At institutions such as the Museum of Fine Arts Boston, the Art Institute of Chicago, the Metropolitan Museum of Art, the Philadelphia Museum of Art and the Museum of Modern Art, full-time provenance researchers have described their training as largely on the job. This course mirrors that hands-on approach. “It’s a kind of learning by doing,” Lindsey Schneider, IFAR’s executive director, told Observer. There’s no clear career path for provenance researchers. “We designed our course to be skills-based rather than a theoretically based program focused on why provenance is important.”

Today’s provenance researchers must be fluent in a wide range of knowledge, from identifying culturally significant objects to understanding international laws on cultural patrimony and export embargoes. Smugglers routinely attempt to evade these laws, and the course trains participants to spot fake documentation, verify physical characteristics that may raise red flags and evaluate the legitimacy of various records, whether invoices, ownership transfers or export licenses. “Those things can be difficult to research,” said Duffy-Zeballos, “but it is possible. It all depends on the object. But actually, being able to recognize fake documentation is something that we go through.”

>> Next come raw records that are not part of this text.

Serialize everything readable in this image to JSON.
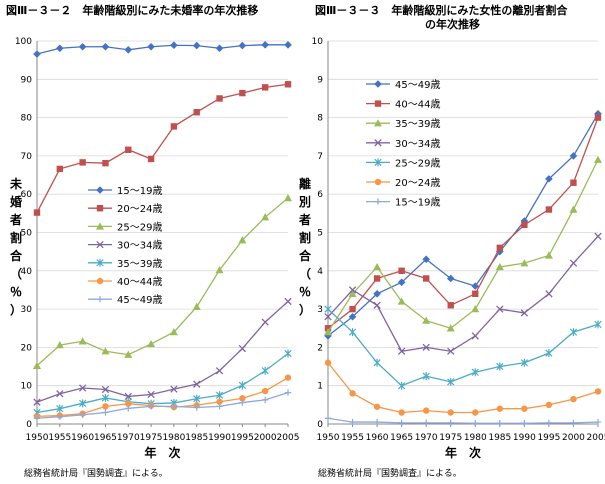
{
  "chart_data": [
    {
      "id": "left",
      "type": "line",
      "title": "図Ⅲ－３－２　年齢階級別にみた未婚率の年次推移",
      "xlabel": "年　次",
      "ylabel": "未婚者割合（％）",
      "ylim": [
        0,
        100
      ],
      "ytick_step": 10,
      "source": "総務省統計局『国勢調査』による。",
      "x": [
        1950,
        1955,
        1960,
        1965,
        1970,
        1975,
        1980,
        1985,
        1990,
        1995,
        2000,
        2005
      ],
      "grid": true,
      "legend_position": "middle-left",
      "series": [
        {
          "name": "15～19歳",
          "color": "#4472C4",
          "marker": "diamond",
          "values": [
            96.6,
            98.1,
            98.5,
            98.5,
            97.7,
            98.5,
            98.9,
            98.8,
            98.1,
            98.8,
            99.0,
            99.0
          ]
        },
        {
          "name": "20～24歳",
          "color": "#C0504D",
          "marker": "square",
          "values": [
            55.2,
            66.6,
            68.3,
            68.1,
            71.6,
            69.2,
            77.7,
            81.4,
            85.0,
            86.4,
            87.9,
            88.7
          ]
        },
        {
          "name": "25～29歳",
          "color": "#9BBB59",
          "marker": "triangle",
          "values": [
            15.2,
            20.6,
            21.6,
            19.0,
            18.1,
            20.9,
            24.0,
            30.6,
            40.2,
            48.0,
            54.0,
            59.0
          ]
        },
        {
          "name": "30～34歳",
          "color": "#8064A2",
          "marker": "x",
          "values": [
            5.7,
            7.9,
            9.4,
            9.0,
            7.2,
            7.7,
            9.1,
            10.4,
            13.9,
            19.7,
            26.6,
            32.0
          ]
        },
        {
          "name": "35～39歳",
          "color": "#4BACC6",
          "marker": "star",
          "values": [
            3.0,
            4.0,
            5.4,
            6.8,
            5.8,
            5.3,
            5.5,
            6.6,
            7.5,
            10.1,
            13.9,
            18.4
          ]
        },
        {
          "name": "40～44歳",
          "color": "#F79646",
          "marker": "circle",
          "values": [
            2.0,
            2.2,
            2.7,
            4.6,
            5.3,
            4.8,
            4.4,
            4.9,
            5.8,
            6.7,
            8.6,
            12.1
          ]
        },
        {
          "name": "45～49歳",
          "color": "#8EA9DB",
          "marker": "plus",
          "values": [
            1.5,
            1.9,
            2.4,
            3.0,
            4.1,
            4.6,
            4.6,
            4.3,
            4.6,
            5.6,
            6.3,
            8.2
          ]
        }
      ]
    },
    {
      "id": "right",
      "type": "line",
      "title": "図Ⅲ－３－３　年齢階級別にみた女性の離別者割合",
      "title2": "の年次推移",
      "xlabel": "年　次",
      "ylabel": "離別者割合（％）",
      "ylim": [
        0,
        10
      ],
      "ytick_step": 1,
      "source": "総務省統計局『国勢調査』による。",
      "x": [
        1950,
        1955,
        1960,
        1965,
        1970,
        1975,
        1980,
        1985,
        1990,
        1995,
        2000,
        2005
      ],
      "grid": true,
      "legend_position": "top-left",
      "series": [
        {
          "name": "45～49歳",
          "color": "#4472C4",
          "marker": "diamond",
          "values": [
            2.3,
            2.8,
            3.4,
            3.7,
            4.3,
            3.8,
            3.6,
            4.5,
            5.3,
            6.4,
            7.0,
            8.1
          ]
        },
        {
          "name": "40～44歳",
          "color": "#C0504D",
          "marker": "square",
          "values": [
            2.5,
            3.0,
            3.8,
            4.0,
            3.8,
            3.1,
            3.4,
            4.6,
            5.2,
            5.6,
            6.3,
            8.0
          ]
        },
        {
          "name": "35～39歳",
          "color": "#9BBB59",
          "marker": "triangle",
          "values": [
            2.4,
            3.4,
            4.1,
            3.2,
            2.7,
            2.5,
            3.0,
            4.1,
            4.2,
            4.4,
            5.6,
            6.9
          ]
        },
        {
          "name": "30～34歳",
          "color": "#8064A2",
          "marker": "x",
          "values": [
            2.8,
            3.5,
            3.1,
            1.9,
            2.0,
            1.9,
            2.3,
            3.0,
            2.9,
            3.4,
            4.2,
            4.9
          ]
        },
        {
          "name": "25～29歳",
          "color": "#4BACC6",
          "marker": "star",
          "values": [
            3.0,
            2.4,
            1.6,
            1.0,
            1.25,
            1.1,
            1.35,
            1.5,
            1.6,
            1.85,
            2.4,
            2.6
          ]
        },
        {
          "name": "20～24歳",
          "color": "#F79646",
          "marker": "circle",
          "values": [
            1.6,
            0.8,
            0.45,
            0.3,
            0.35,
            0.3,
            0.3,
            0.4,
            0.4,
            0.5,
            0.65,
            0.85
          ]
        },
        {
          "name": "15～19歳",
          "color": "#8EA9DB",
          "marker": "plus",
          "values": [
            0.15,
            0.05,
            0.05,
            0.03,
            0.03,
            0.03,
            0.02,
            0.02,
            0.02,
            0.03,
            0.03,
            0.05
          ]
        }
      ]
    }
  ]
}
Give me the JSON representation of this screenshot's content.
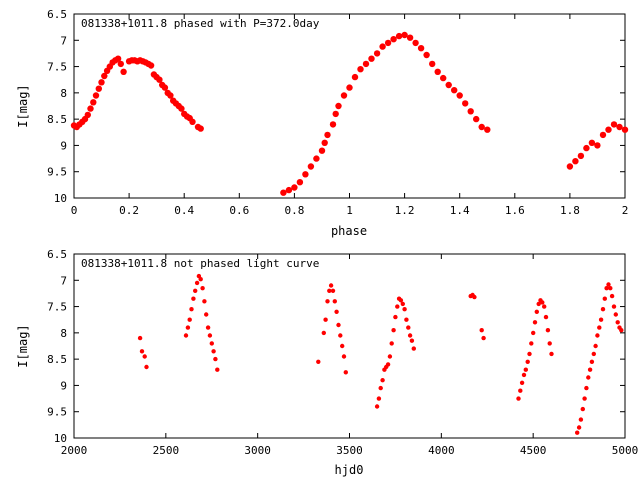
{
  "chart_data": [
    {
      "type": "scatter",
      "title": "081338+1011.8 phased with P=372.0day",
      "xlabel": "phase",
      "ylabel": "I[mag]",
      "xlim": [
        0,
        2
      ],
      "ylim": [
        6.5,
        10
      ],
      "y_inverted": true,
      "x_ticks": [
        "0",
        "0.2",
        "0.4",
        "0.6",
        "0.8",
        "1",
        "1.2",
        "1.4",
        "1.6",
        "1.8",
        "2"
      ],
      "y_ticks": [
        "6.5",
        "7",
        "7.5",
        "8",
        "8.5",
        "9",
        "9.5",
        "10"
      ],
      "marker_color": "#ff0000",
      "series": [
        {
          "x": [
            0.0,
            0.01,
            0.02,
            0.03,
            0.04,
            0.05,
            0.06,
            0.07,
            0.08,
            0.09,
            0.1,
            0.11,
            0.12,
            0.13,
            0.14,
            0.15,
            0.16,
            0.17,
            0.18,
            0.2,
            0.21,
            0.22,
            0.23,
            0.24,
            0.25,
            0.26,
            0.27,
            0.28,
            0.29,
            0.3,
            0.31,
            0.32,
            0.33,
            0.34,
            0.35,
            0.36,
            0.37,
            0.38,
            0.39,
            0.4,
            0.41,
            0.42,
            0.43,
            0.45,
            0.46,
            0.76,
            0.78,
            0.8,
            0.82,
            0.84,
            0.86,
            0.88,
            0.9,
            0.91,
            0.92,
            0.94,
            0.95,
            0.96,
            0.98,
            1.0,
            1.02,
            1.04,
            1.06,
            1.08,
            1.1,
            1.12,
            1.14,
            1.16,
            1.18,
            1.2,
            1.22,
            1.24,
            1.26,
            1.28,
            1.3,
            1.32,
            1.34,
            1.36,
            1.38,
            1.4,
            1.42,
            1.44,
            1.46,
            1.48,
            1.5,
            1.8,
            1.82,
            1.84,
            1.86,
            1.88,
            1.9,
            1.92,
            1.94,
            1.96,
            1.98,
            2.0
          ],
          "y": [
            8.62,
            8.65,
            8.6,
            8.55,
            8.5,
            8.42,
            8.3,
            8.18,
            8.05,
            7.92,
            7.8,
            7.68,
            7.58,
            7.5,
            7.42,
            7.38,
            7.35,
            7.45,
            7.6,
            7.4,
            7.38,
            7.38,
            7.4,
            7.38,
            7.4,
            7.42,
            7.45,
            7.48,
            7.65,
            7.7,
            7.75,
            7.85,
            7.9,
            8.0,
            8.05,
            8.15,
            8.2,
            8.25,
            8.3,
            8.4,
            8.45,
            8.48,
            8.55,
            8.65,
            8.68,
            9.9,
            9.85,
            9.8,
            9.7,
            9.55,
            9.4,
            9.25,
            9.1,
            8.95,
            8.8,
            8.6,
            8.4,
            8.25,
            8.05,
            7.9,
            7.7,
            7.55,
            7.45,
            7.35,
            7.25,
            7.12,
            7.05,
            6.98,
            6.92,
            6.9,
            6.95,
            7.05,
            7.15,
            7.28,
            7.45,
            7.6,
            7.72,
            7.85,
            7.95,
            8.05,
            8.2,
            8.35,
            8.5,
            8.65,
            8.7,
            9.4,
            9.3,
            9.2,
            9.05,
            8.95,
            9.0,
            8.8,
            8.7,
            8.6,
            8.65,
            8.7
          ]
        }
      ]
    },
    {
      "type": "scatter",
      "title": "081338+1011.8 not phased light curve",
      "xlabel": "hjd0",
      "ylabel": "I[mag]",
      "xlim": [
        2000,
        5000
      ],
      "ylim": [
        6.5,
        10
      ],
      "y_inverted": true,
      "x_ticks": [
        "2000",
        "2500",
        "3000",
        "3500",
        "4000",
        "4500",
        "5000"
      ],
      "y_ticks": [
        "6.5",
        "7",
        "7.5",
        "8",
        "8.5",
        "9",
        "9.5",
        "10"
      ],
      "marker_color": "#ff0000",
      "series": [
        {
          "x": [
            2360,
            2370,
            2385,
            2395,
            2610,
            2620,
            2630,
            2640,
            2650,
            2660,
            2670,
            2680,
            2690,
            2700,
            2710,
            2720,
            2730,
            2740,
            2750,
            2760,
            2770,
            2780,
            3330,
            3360,
            3370,
            3380,
            3390,
            3400,
            3410,
            3420,
            3430,
            3440,
            3450,
            3460,
            3470,
            3480,
            3650,
            3660,
            3670,
            3680,
            3690,
            3700,
            3710,
            3720,
            3730,
            3740,
            3750,
            3760,
            3770,
            3780,
            3790,
            3800,
            3810,
            3820,
            3830,
            3840,
            3850,
            4160,
            4170,
            4180,
            4220,
            4230,
            4420,
            4430,
            4440,
            4450,
            4460,
            4470,
            4480,
            4490,
            4500,
            4510,
            4520,
            4530,
            4540,
            4550,
            4560,
            4570,
            4580,
            4590,
            4600,
            4740,
            4750,
            4760,
            4770,
            4780,
            4790,
            4800,
            4810,
            4820,
            4830,
            4840,
            4850,
            4860,
            4870,
            4880,
            4890,
            4900,
            4910,
            4920,
            4930,
            4940,
            4950,
            4960,
            4970,
            4980
          ],
          "y": [
            8.1,
            8.35,
            8.45,
            8.65,
            8.05,
            7.9,
            7.75,
            7.55,
            7.35,
            7.2,
            7.05,
            6.92,
            6.98,
            7.15,
            7.4,
            7.65,
            7.9,
            8.05,
            8.2,
            8.35,
            8.5,
            8.7,
            8.55,
            8.0,
            7.75,
            7.4,
            7.2,
            7.1,
            7.2,
            7.4,
            7.6,
            7.85,
            8.05,
            8.25,
            8.45,
            8.75,
            9.4,
            9.25,
            9.05,
            8.9,
            8.7,
            8.65,
            8.6,
            8.45,
            8.2,
            7.95,
            7.7,
            7.5,
            7.35,
            7.38,
            7.45,
            7.55,
            7.75,
            7.9,
            8.05,
            8.15,
            8.3,
            7.3,
            7.28,
            7.32,
            7.95,
            8.1,
            9.25,
            9.1,
            8.95,
            8.8,
            8.7,
            8.55,
            8.4,
            8.2,
            8.0,
            7.8,
            7.6,
            7.45,
            7.38,
            7.42,
            7.5,
            7.7,
            7.95,
            8.2,
            8.4,
            9.9,
            9.8,
            9.65,
            9.45,
            9.25,
            9.05,
            8.85,
            8.7,
            8.55,
            8.4,
            8.25,
            8.05,
            7.9,
            7.75,
            7.55,
            7.35,
            7.15,
            7.08,
            7.15,
            7.3,
            7.5,
            7.65,
            7.8,
            7.9,
            7.95
          ]
        }
      ]
    }
  ]
}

U.S. soldiers carrying paintings discovered hidden by Nazis in Neuschwanstein Castle in Bavaria. Photo by Keystone/Hulton Archive/Getty Images

Artworks stolen during the Nazi era have been a central focus of provenance research over the past 30 years, especially since 1998, when the U.S. Department of State and the U.S. Holocaust Memorial Museum hosted a landmark conference. Representatives from forty-four countries, along with thirteen nongovernmental organizations, museums and auction houses, convened to produce the “Washington Principles,” which declared that “art that had been confiscated by the Nazis and not subsequently restituted should be identified” and returned whenever possible. Compliance with those principles has varied. Art stolen by Nazi officials in the 1930s and by the German military during the Second World War tends to make the biggest headlines—partly due to the value of individual pieces—but Duffy-Zeballos emphasized that any understanding of provenance research has to go far beyond this era. “A growing field is in the area of Buddhist antiquities, colonial repatriation and Native American objects,” she said.

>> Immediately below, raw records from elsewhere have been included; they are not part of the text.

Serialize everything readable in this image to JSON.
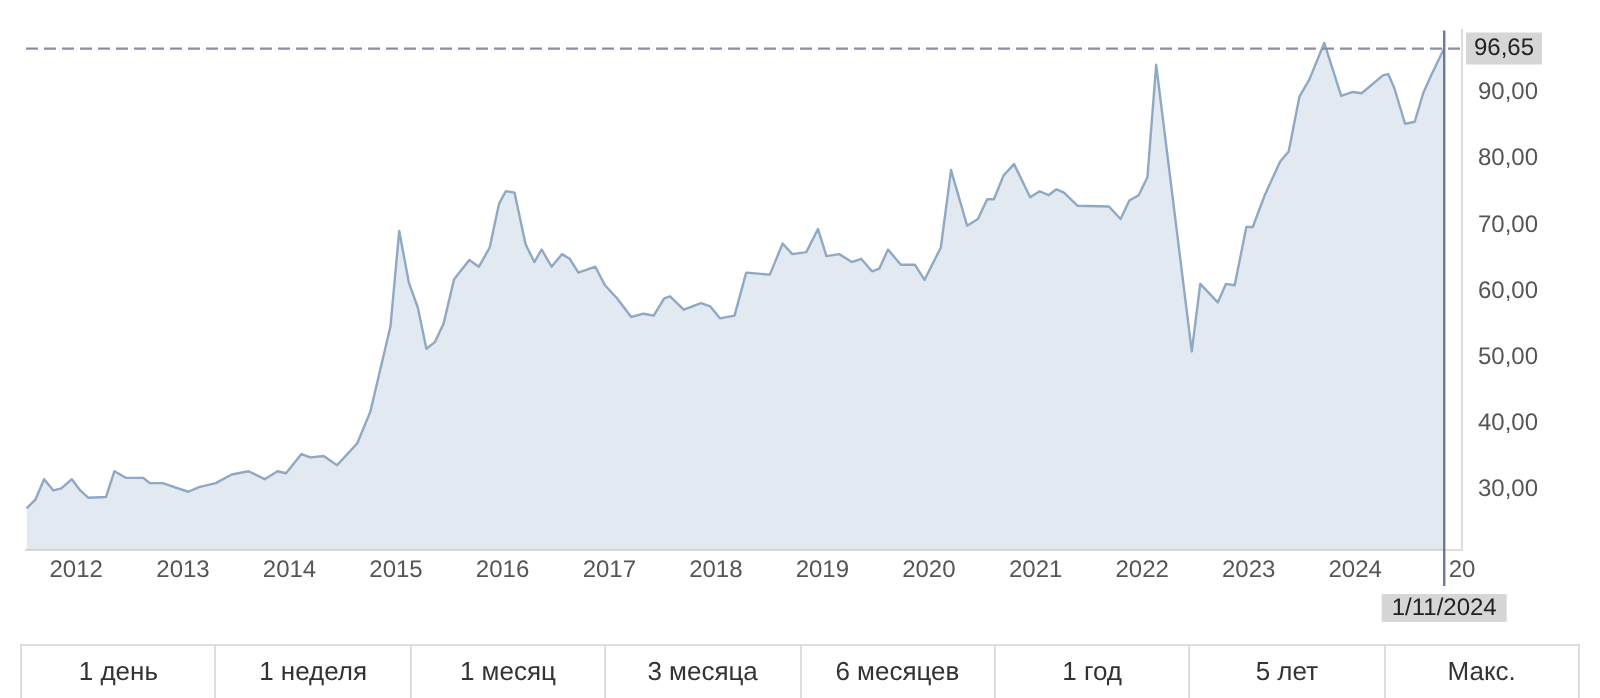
{
  "chart_data": {
    "type": "area",
    "x": [
      "2011-07-15",
      "2011-08-14",
      "2011-09-13",
      "2011-10-15",
      "2011-11-11",
      "2011-12-17",
      "2012-01-15",
      "2012-02-11",
      "2012-04-12",
      "2012-05-11",
      "2012-06-20",
      "2012-08-18",
      "2012-09-09",
      "2012-10-23",
      "2013-01-19",
      "2013-02-25",
      "2013-04-23",
      "2013-06-17",
      "2013-08-14",
      "2013-10-08",
      "2013-11-21",
      "2013-12-20",
      "2014-02-11",
      "2014-03-13",
      "2014-04-28",
      "2014-06-13",
      "2014-08-21",
      "2014-10-05",
      "2014-12-13",
      "2015-01-12",
      "2015-02-14",
      "2015-03-17",
      "2015-04-15",
      "2015-05-14",
      "2015-06-13",
      "2015-07-19",
      "2015-09-09",
      "2015-10-12",
      "2015-11-18",
      "2015-12-20",
      "2016-01-12",
      "2016-02-11",
      "2016-03-20",
      "2016-04-19",
      "2016-05-14",
      "2016-06-17",
      "2016-07-23",
      "2016-08-18",
      "2016-09-17",
      "2016-11-14",
      "2016-12-17",
      "2017-01-28",
      "2017-03-17",
      "2017-04-28",
      "2017-06-02",
      "2017-07-08",
      "2017-07-28",
      "2017-09-13",
      "2017-11-11",
      "2017-12-13",
      "2018-01-15",
      "2018-03-06",
      "2018-04-15",
      "2018-07-05",
      "2018-08-18",
      "2018-09-20",
      "2018-11-07",
      "2018-12-17",
      "2019-01-15",
      "2019-02-28",
      "2019-04-12",
      "2019-05-14",
      "2019-06-20",
      "2019-07-15",
      "2019-08-14",
      "2019-09-27",
      "2019-11-14",
      "2019-12-17",
      "2020-02-11",
      "2020-03-17",
      "2020-05-11",
      "2020-06-17",
      "2020-07-19",
      "2020-08-11",
      "2020-09-13",
      "2020-10-19",
      "2020-12-13",
      "2021-01-15",
      "2021-02-14",
      "2021-03-13",
      "2021-04-08",
      "2021-05-25",
      "2021-09-09",
      "2021-10-19",
      "2021-11-18",
      "2021-12-20",
      "2022-01-19",
      "2022-02-18",
      "2022-06-20",
      "2022-07-19",
      "2022-09-17",
      "2022-10-15",
      "2022-11-14",
      "2022-12-24",
      "2023-01-15",
      "2023-02-25",
      "2023-04-19",
      "2023-05-18",
      "2023-06-24",
      "2023-07-28",
      "2023-09-17",
      "2023-11-14",
      "2023-12-24",
      "2024-01-23",
      "2024-04-05",
      "2024-04-23",
      "2024-05-14",
      "2024-06-20",
      "2024-07-23",
      "2024-08-21",
      "2024-09-17",
      "2024-11-01"
    ],
    "series": [
      {
        "color": "#8fa9c4",
        "values": [
          27.2,
          28.5,
          31.6,
          29.9,
          30.2,
          31.6,
          29.9,
          28.8,
          28.9,
          32.8,
          31.8,
          31.8,
          31.0,
          31.0,
          29.7,
          30.4,
          31.0,
          32.3,
          32.8,
          31.6,
          32.8,
          32.5,
          35.4,
          34.9,
          35.1,
          33.7,
          37.0,
          41.8,
          54.7,
          69.1,
          61.3,
          57.5,
          51.3,
          52.3,
          55.1,
          61.8,
          64.7,
          63.7,
          66.6,
          73.2,
          75.1,
          74.9,
          67.1,
          64.4,
          66.3,
          63.7,
          65.6,
          64.9,
          62.8,
          63.7,
          60.9,
          58.9,
          56.1,
          56.6,
          56.3,
          58.9,
          59.2,
          57.2,
          58.2,
          57.7,
          55.9,
          56.3,
          62.8,
          62.5,
          67.2,
          65.6,
          65.9,
          69.4,
          65.3,
          65.6,
          64.4,
          64.9,
          63.0,
          63.4,
          66.3,
          64.0,
          64.0,
          61.7,
          66.6,
          78.3,
          69.9,
          70.9,
          73.9,
          73.9,
          77.5,
          79.2,
          74.2,
          75.1,
          74.5,
          75.4,
          74.9,
          72.9,
          72.8,
          70.9,
          73.7,
          74.5,
          77.2,
          94.2,
          50.9,
          61.1,
          58.3,
          61.1,
          60.9,
          69.7,
          69.7,
          74.5,
          79.6,
          81.1,
          89.4,
          92.0,
          97.5,
          89.5,
          90.1,
          89.9,
          92.6,
          92.8,
          90.7,
          85.3,
          85.6,
          89.9,
          92.6,
          96.7
        ]
      }
    ],
    "xlim": [
      "2011-07-13",
      "2025-01-01"
    ],
    "xticks": [
      "2012",
      "2013",
      "2014",
      "2015",
      "2016",
      "2017",
      "2018",
      "2019",
      "2020",
      "2021",
      "2022",
      "2023",
      "2024",
      {
        "value": "2025",
        "label": "20"
      }
    ],
    "ylim": [
      20.9,
      99.4
    ],
    "yticks": [
      {
        "value": 30,
        "label": "30,00"
      },
      {
        "value": 40,
        "label": "40,00"
      },
      {
        "value": 50,
        "label": "50,00"
      },
      {
        "value": 60,
        "label": "60,00"
      },
      {
        "value": 70,
        "label": "70,00"
      },
      {
        "value": 80,
        "label": "80,00"
      },
      {
        "value": 90,
        "label": "90,00"
      }
    ],
    "ref_lines": [
      {
        "axis": "y",
        "value": 96.65,
        "label": "96,65",
        "color": "#8a8fa8",
        "line_style": "dashed"
      },
      {
        "axis": "x",
        "value": "2024-11-01",
        "label": "1/11/2024",
        "color": "#6b7a99",
        "line_style": "solid"
      }
    ],
    "grid": false,
    "legend": false,
    "marker": "none",
    "line_style": "solid",
    "annotations": [
      "1 день",
      "1 неделя",
      "1 месяц",
      "3 месяца",
      "6 месяцев",
      "1 год",
      "5 лет",
      "Макс."
    ]
  }
}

In the first few months of 2025, U.S. museums have returned antiquities to countries around the globe. In February, the Metropolitan Museum of Art repatriated to Greece a 7th-century B.C. bronze griffin head believed to have been stolen from an archaeological museum in Olympia in the 1930s. In March, the Art Institute of Chicago returned a 12th-century Buddha sculpture to Nepal. Also in February, the Cleveland Museum of Art announced plans to send back to Turkey a 2,000-year-old Greco-Roman bronze statue that had been looted from the ancient city of Bubon.

Surrendering or repatriating objects from a museum’s permanent collection is rarely easy. Legal teams often get involved—or, as in the case of the Cleveland Museum of Art’s bronze statue, the Antiquities Trafficking Unit of the Manhattan District Attorney’s Office, which has pursued criminal cases against museums across the country in recent years. “Restitutions are challenging for many reasons: they are controversial, they involve ethical and legal questions and they have strong diplomatic elements,” Leila A. Amineddoleh, founder of  Amineddoleh & Associates LLC, told Observer last year. “Cultural items are unlike other objects—they are imbued with cultural significance. As such, some people feel objects in a transcendent way. Accordingly, cultural heritage has political and diplomatic currency.”

Duffy-Zeballos said IFAR and its course aren’t concerned with politics. “Our goal is for people to have a greater knowledge of these issues and to strive toward transparency, which has been a problem when it comes to provenance in the art world. And very legitimate issues of privacy are attached to this.” For people to be able to do this work openly, ethically and cooperatively, she added, you have to be able to see if there are gaps in an artwork’s or artifact’s origins.